Electric yard tractors, dray trucks coming to NY-NJ’s Red Hook

Ten electric yard tractors, similar to this one being tested at Best Transportation, could be in use by June at the Port Newark facility of Red Hook Container Terminals in the Port of New York and New Jersey. Photo credit: Hugh R. Morley

The Port of New York and New Jersey will use half of a $5 million government grant to add electric-powered yard tractors at its Red Hook Container Terminal as part of an effort to cut pollution and congestion. 

Ten yard tractors, known as hostlers, could be in place at Red Hook’s Port Newark facility in June if talks to secure the funds from New Jersey’s Department of Environmental Protection are completed this week or next. Climate Change Mitigation Technologies, which developed the hostler program for Red Hook, is negotiating the final agreement with the state agency. 

The hostlers will move container cargo that arrives and departs at Port Newark as part of the marine highway program that transports containers to and from Red Hook’s Brooklyn terminal across the New York Harbor to Port Newark, said James Sherman, chief operations officer for Climate Change Mitigation Technologies. The terminal is also looking for funds on the New York side of the harbor to help buy electric yard tractors in Brooklyn, he said.

The Port Authority of New York and New Jersey, like officials at other urban US ports, has placed a priority on reducing pollution. A key element of that effort has been to remove older trucks from the port, and reduce truck trips by using train and barge to carry increasing volumes of cargo.
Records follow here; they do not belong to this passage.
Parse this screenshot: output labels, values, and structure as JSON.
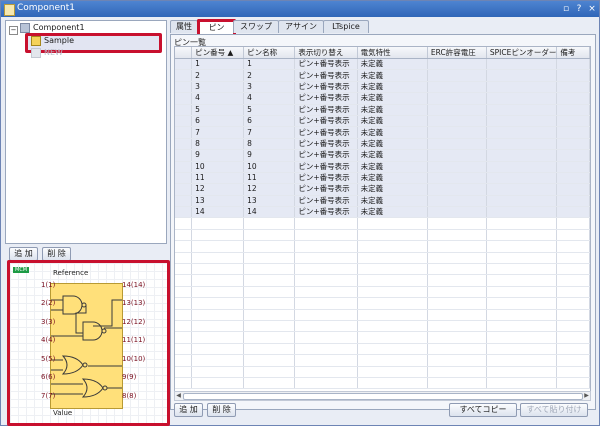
{
  "window": {
    "title": "Component1",
    "pin_btn": "▫",
    "help_btn": "?",
    "close_btn": "×"
  },
  "tree": {
    "root_label": "Component1",
    "items": [
      {
        "label": "Sample"
      },
      {
        "label": "NEW"
      }
    ]
  },
  "left_buttons": {
    "add": "追 加",
    "delete": "削 除"
  },
  "symbol": {
    "badge": "MCM",
    "reference": "Reference",
    "value": "Value",
    "left_pins": [
      "1(1)",
      "2(2)",
      "3(3)",
      "4(4)",
      "5(5)",
      "6(6)",
      "7(7)"
    ],
    "right_pins": [
      "14(14)",
      "13(13)",
      "12(12)",
      "11(11)",
      "10(10)",
      "9(9)",
      "8(8)"
    ]
  },
  "tabs": [
    {
      "label": "属性"
    },
    {
      "label": "ピン"
    },
    {
      "label": "スワップ"
    },
    {
      "label": "アサイン"
    },
    {
      "label": "LTspice"
    }
  ],
  "pin_list": {
    "section_label": "ピン一覧",
    "columns": [
      "ピン番号 ▲",
      "ピン名称",
      "表示切り替え",
      "電気特性",
      "ERC許容電圧",
      "SPICEピンオーダー",
      "備考"
    ],
    "rows": [
      [
        "1",
        "1",
        "ピン+番号表示",
        "未定義",
        "",
        "",
        ""
      ],
      [
        "2",
        "2",
        "ピン+番号表示",
        "未定義",
        "",
        "",
        ""
      ],
      [
        "3",
        "3",
        "ピン+番号表示",
        "未定義",
        "",
        "",
        ""
      ],
      [
        "4",
        "4",
        "ピン+番号表示",
        "未定義",
        "",
        "",
        ""
      ],
      [
        "5",
        "5",
        "ピン+番号表示",
        "未定義",
        "",
        "",
        ""
      ],
      [
        "6",
        "6",
        "ピン+番号表示",
        "未定義",
        "",
        "",
        ""
      ],
      [
        "7",
        "7",
        "ピン+番号表示",
        "未定義",
        "",
        "",
        ""
      ],
      [
        "8",
        "8",
        "ピン+番号表示",
        "未定義",
        "",
        "",
        ""
      ],
      [
        "9",
        "9",
        "ピン+番号表示",
        "未定義",
        "",
        "",
        ""
      ],
      [
        "10",
        "10",
        "ピン+番号表示",
        "未定義",
        "",
        "",
        ""
      ],
      [
        "11",
        "11",
        "ピン+番号表示",
        "未定義",
        "",
        "",
        ""
      ],
      [
        "12",
        "12",
        "ピン+番号表示",
        "未定義",
        "",
        "",
        ""
      ],
      [
        "13",
        "13",
        "ピン+番号表示",
        "未定義",
        "",
        "",
        ""
      ],
      [
        "14",
        "14",
        "ピン+番号表示",
        "未定義",
        "",
        "",
        ""
      ]
    ]
  },
  "bottom_buttons": {
    "add": "追 加",
    "delete": "削 除",
    "copy_all": "すべてコピー",
    "paste_all": "すべて貼り付け"
  },
  "colors": {
    "highlight": "#c8102e",
    "ic_fill": "#ffe07a",
    "pin_color": "#7a1020"
  },
  "icons": {
    "expander": "minus-box-icon",
    "item": "component-icon"
  }
}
New York-New Jersey’s master plan for the next 30 years, released in July, calls for the port to “incorporate the latest technologies to reduce or eliminate emissions [and] adopt electric and low-energy operations at facilities.”
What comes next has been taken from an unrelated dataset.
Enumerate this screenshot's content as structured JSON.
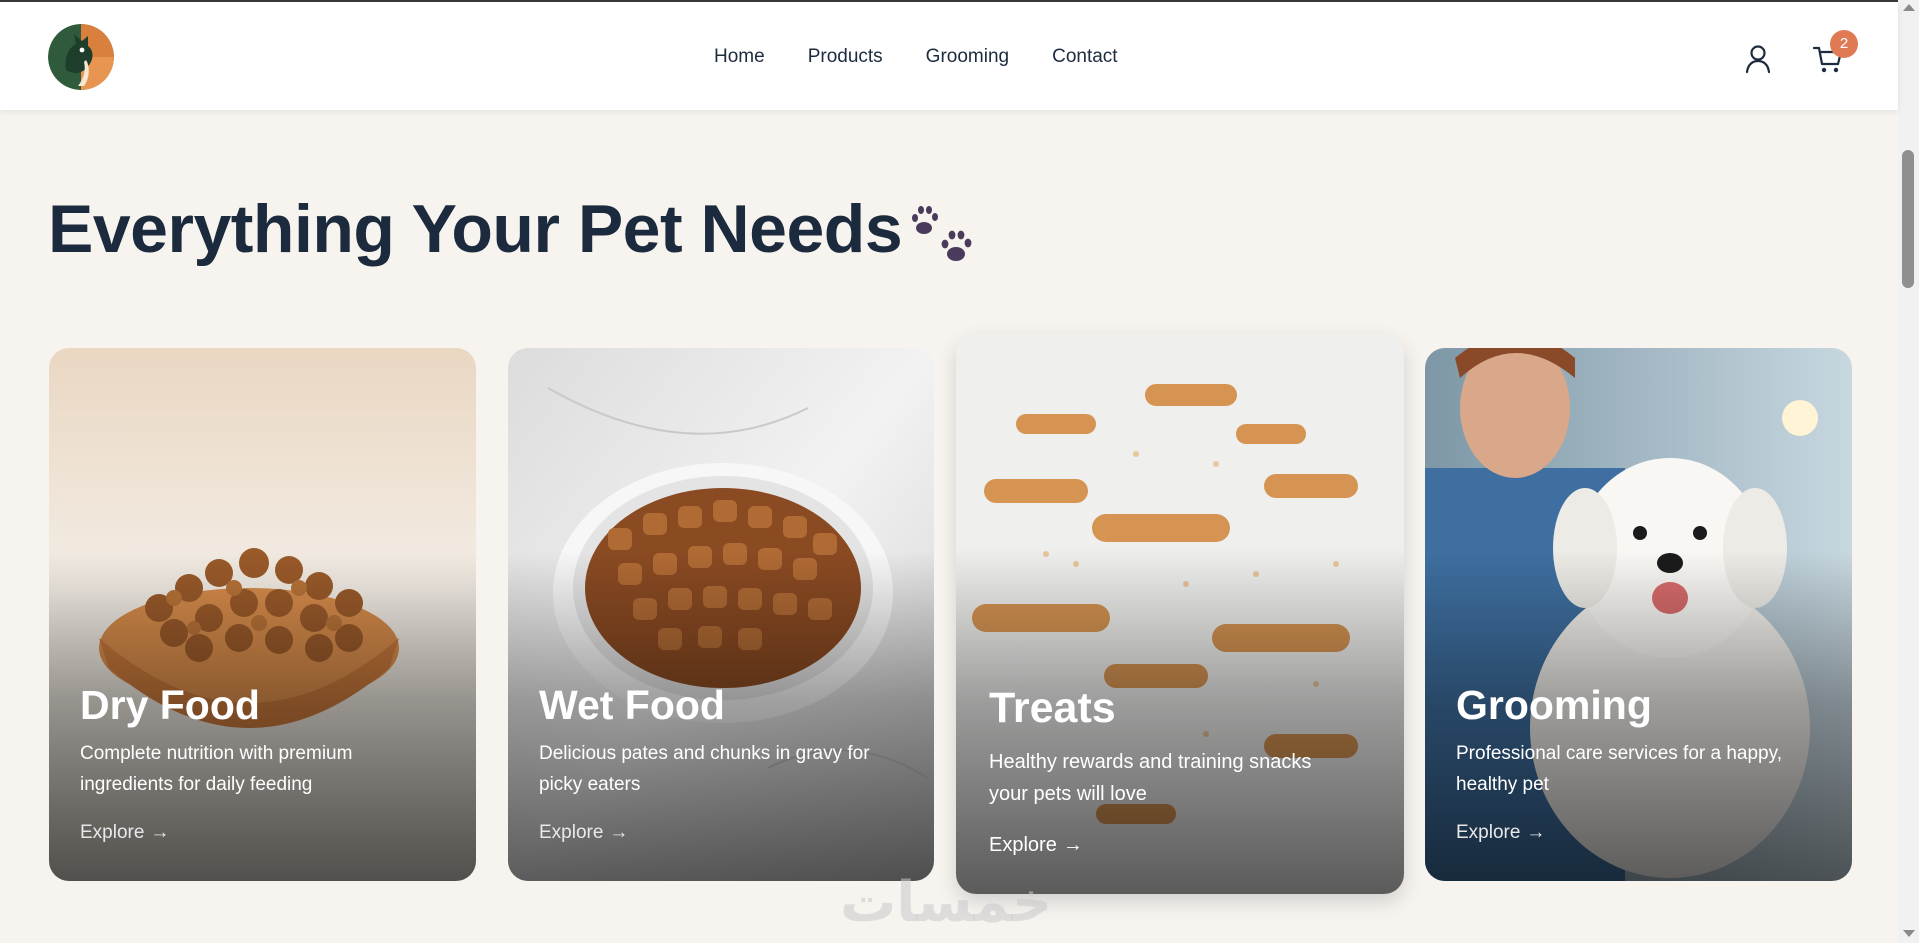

Asked about the use of electric trucks, Rick Cotton, the authority’s executive director, told JOC.com two weeks ago the port would “love to see that increase.” He added that the authority is exploring what infrastructure would be needed to provide power for the trucks.

New Jersey’s DEP is funding the purchase of the tractors by using some of the $72 million awarded to the state under the settlement with Volkswagen over its fraudulent claims about the emissions from its diesel car engines. The agency also awarded $1.17 million to Hudson County Motors to buy four electric drayage trucks, which will be leased or sold to truckers in New York and New Jersey, and $262,500 to International Motor Freight, a drayage company in Port Newark. The department previously awarded $1.19 million  to Best Transportation, also of Newark, to buy four electric yard tractors.

Under the program, all of the vehicles must replace existing older, polluting vehicles, Sherman said.

In August, Best Transportation completed the port’s first delivery by a zero-emission electric truck, during a test of the truck. The trucker, which already has an order for an electric truck built by Tesla, is mulling whether to buy one from manufacturer BYD.